AGI - Il Made in Italy, unico al mondo per manifattura e artigianato, è, oltre che un vero e proprio brand, un ‘prodotto’ tangibile, realizzato da chi lo crea: i lavoratori. E proprio di lavoro e occupazione ha parlato, durante il suo intervento a Future for Fashion 2023, Sergio Tamborini, presidente di Sistema Moda Italia.
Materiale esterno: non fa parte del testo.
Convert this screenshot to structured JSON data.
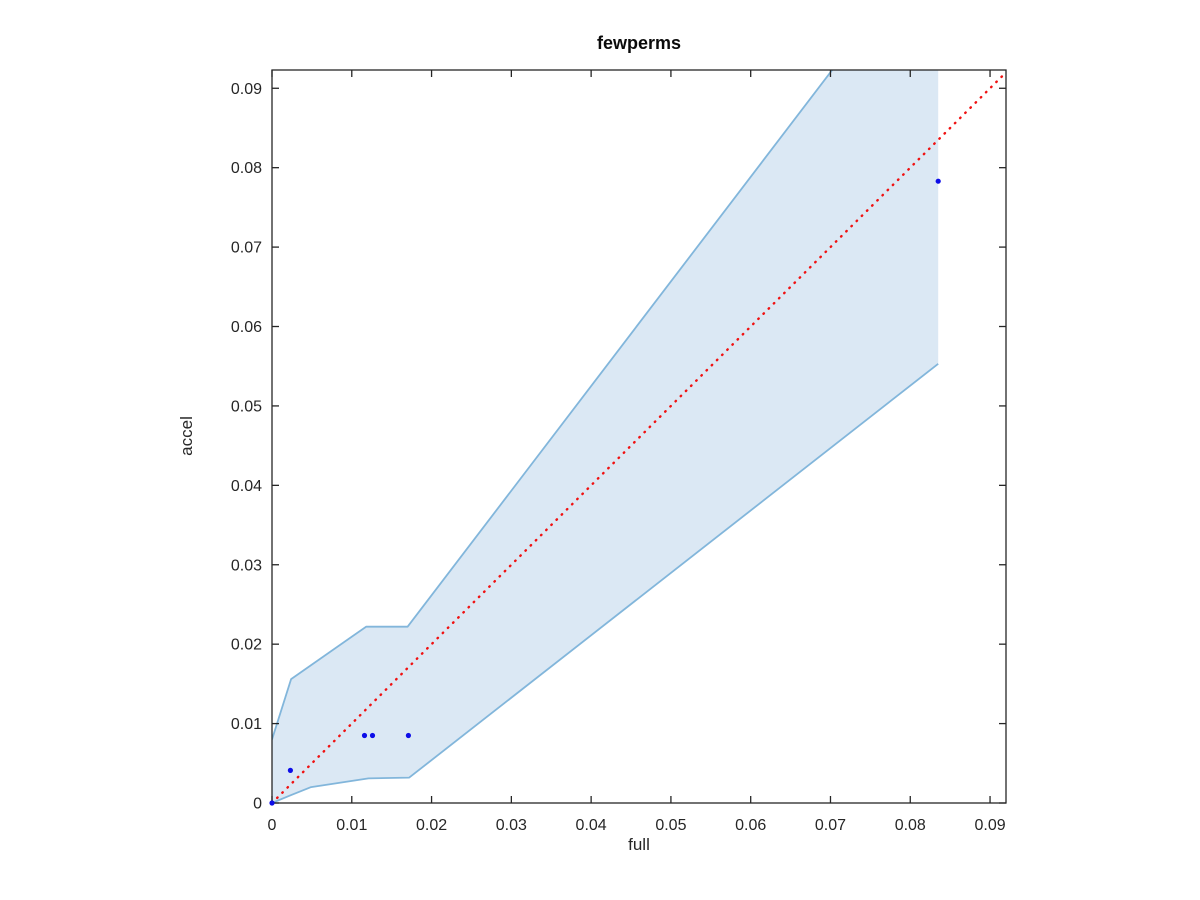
{
  "chart_data": {
    "type": "scatter",
    "title": "fewperms",
    "xlabel": "full",
    "ylabel": "accel",
    "xlim": [
      0,
      0.092
    ],
    "ylim": [
      0,
      0.0923
    ],
    "grid": false,
    "legend": null,
    "xticks": [
      0,
      0.01,
      0.02,
      0.03,
      0.04,
      0.05,
      0.06,
      0.07,
      0.08,
      0.09
    ],
    "xtick_labels": [
      "0",
      "0.01",
      "0.02",
      "0.03",
      "0.04",
      "0.05",
      "0.06",
      "0.07",
      "0.08",
      "0.09"
    ],
    "yticks": [
      0,
      0.01,
      0.02,
      0.03,
      0.04,
      0.05,
      0.06,
      0.07,
      0.08,
      0.09
    ],
    "ytick_labels": [
      "0",
      "0.01",
      "0.02",
      "0.03",
      "0.04",
      "0.05",
      "0.06",
      "0.07",
      "0.08",
      "0.09"
    ],
    "points": [
      [
        0,
        0
      ],
      [
        0.0023,
        0.0041
      ],
      [
        0.0116,
        0.0085
      ],
      [
        0.0126,
        0.0085
      ],
      [
        0.0171,
        0.0085
      ],
      [
        0.0835,
        0.0783
      ]
    ],
    "identity_line": {
      "x": [
        0,
        0.092
      ],
      "y": [
        0,
        0.092
      ],
      "style": "dotted"
    },
    "band": {
      "upper": [
        [
          0,
          0.008
        ],
        [
          0.0024,
          0.0156
        ],
        [
          0.0118,
          0.0222
        ],
        [
          0.017,
          0.0222
        ],
        [
          0.0835,
          0.1098
        ]
      ],
      "lower": [
        [
          0,
          0
        ],
        [
          0.0024,
          0.001
        ],
        [
          0.0049,
          0.002
        ],
        [
          0.0121,
          0.0031
        ],
        [
          0.0172,
          0.0032
        ],
        [
          0.0835,
          0.0553
        ]
      ]
    },
    "colors": {
      "band_fill": "#dbe8f4",
      "band_edge": "#82b6db",
      "identity_line": "#f01111",
      "marker": "#0d0de8",
      "axis": "#262626",
      "title": "#0b0b0b",
      "background": "#ffffff"
    }
  }
}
Rivolgendosi al ministro dell’Industria e del Made in Italy Adolfo Urso, in prima fila nella Sala Bianca di Palazzo Pitti, Tamborini ha sottolineato la necessità di potenziare l’occupazione, toccando il tema dell’immigrazione.
“Abbiamo un'occasione di reindustrializzare, per quanto riguarda il tessile-abbigliamento, il sud dell'Italia con un'industria leggera, la confezione, che può sostenere l'industria pesante, quindi la filatura, la tessitura, la nobilitazione, che sono le industrie presenti che stanno soprattutto al nord - ha spiegato Tamborini - e sono investimenti leggeri, ma che possono portare una quantità di occupazione particolarmente significativa. Certo che poi l’occupazione bisogna averla anche disponibile. Da questo punto di vista il nostro inverno demografico non è che ci aiuti in termini di prospettiva, è un altro tema importante. Quindi dobbiamo abituarci anche a pensare che dovremo importare dei lavoratori: quindi l'immigrazione, che è un tema che conosciamo benissimo; però forse dobbiamo cominciare a importarla partendo da quei paesi, o anche usando quei paesi come base di produzione, soprattutto quelli del Nord Africa. In Tunisia ci sono più aziende italiane, soprattutto del tessile, che non aziende francesi: è una ex colonia francese, ma in realtà è colonizzata dagli italiani oggi, ed è un bacino importante”.
Occupazione, ma anche la necessità di nuove politiche industriali. “Non credo di dire nulla di strano: a parte il piano di Industria 4.0, una politica di sviluppo per le industrie in Italia è mancata per tantissimi anni, e non parliamo di quella energetica - ha detto il presidente di Sistema Moda Italia - sicuramente una politica industriale è necessaria per sostenere poi questo movimento: abbiamo parlato di eccellenze, ma sono la punta di un iceberg sotto al quale ci sono grandi capacità manifatturiere di piccole e grandi dimensioni, dove sono importanti entrambe. Le piccole dimensioni da sole poi rischiano di essere abbandonate, di non avere la forza di andare avanti, quindi abbiamo bisogno sicuramente di una politica, e di una stabilità in questa politica, cosa che ci è mancata sicuramente in questi anni. E abbiamo bisogno di una presenza forte, perché noi parliamo sempre da italiani, però il 70% delle regole che poi dobbiamo osservare arrivano dall'Europa, e in Europa siamo stati sempre abbastanza assenti, sia come imprenditori nei tavoli in cui bisognava dettare delle regole e fare delle lobby in modo corretto, e lo siamo stati anche come politica".
"Poi all'ultimo momento ci accorgiamo che c'è qualcosa che non va bene e proviamo a intervenire in qualche modo", ha concluso Tamborini, "qualcun altro invece fa del metodo la sua presenza, e questo poi marca un po' le distanze in Europa. Al centro della politica europea per anni c'è stato il consumatore, c’era la richiesta di avere sempre un prezzo allo scaffale che fosse il più basso possibile, e che ha innestato un processo poi di delocalizzazione e quant'altro. Il manifatturiero in quello non c'ha guadagnato. Poi ce ne siamo accorti dopo, che senza manifattura poi il sistema non sta in piedi. Se l'avessimo detto un po' prima, o avessimo fatto la voce grossa prima, forse avremmo difeso qualche campione in più del manifatturiero italiano, anche nel nostro settore.Adesso si deve fare, o rischiamo ulteriormente. Non possiamo imputare a un governo in carica da sei mesi l'assenza da anni di una politica industriale”.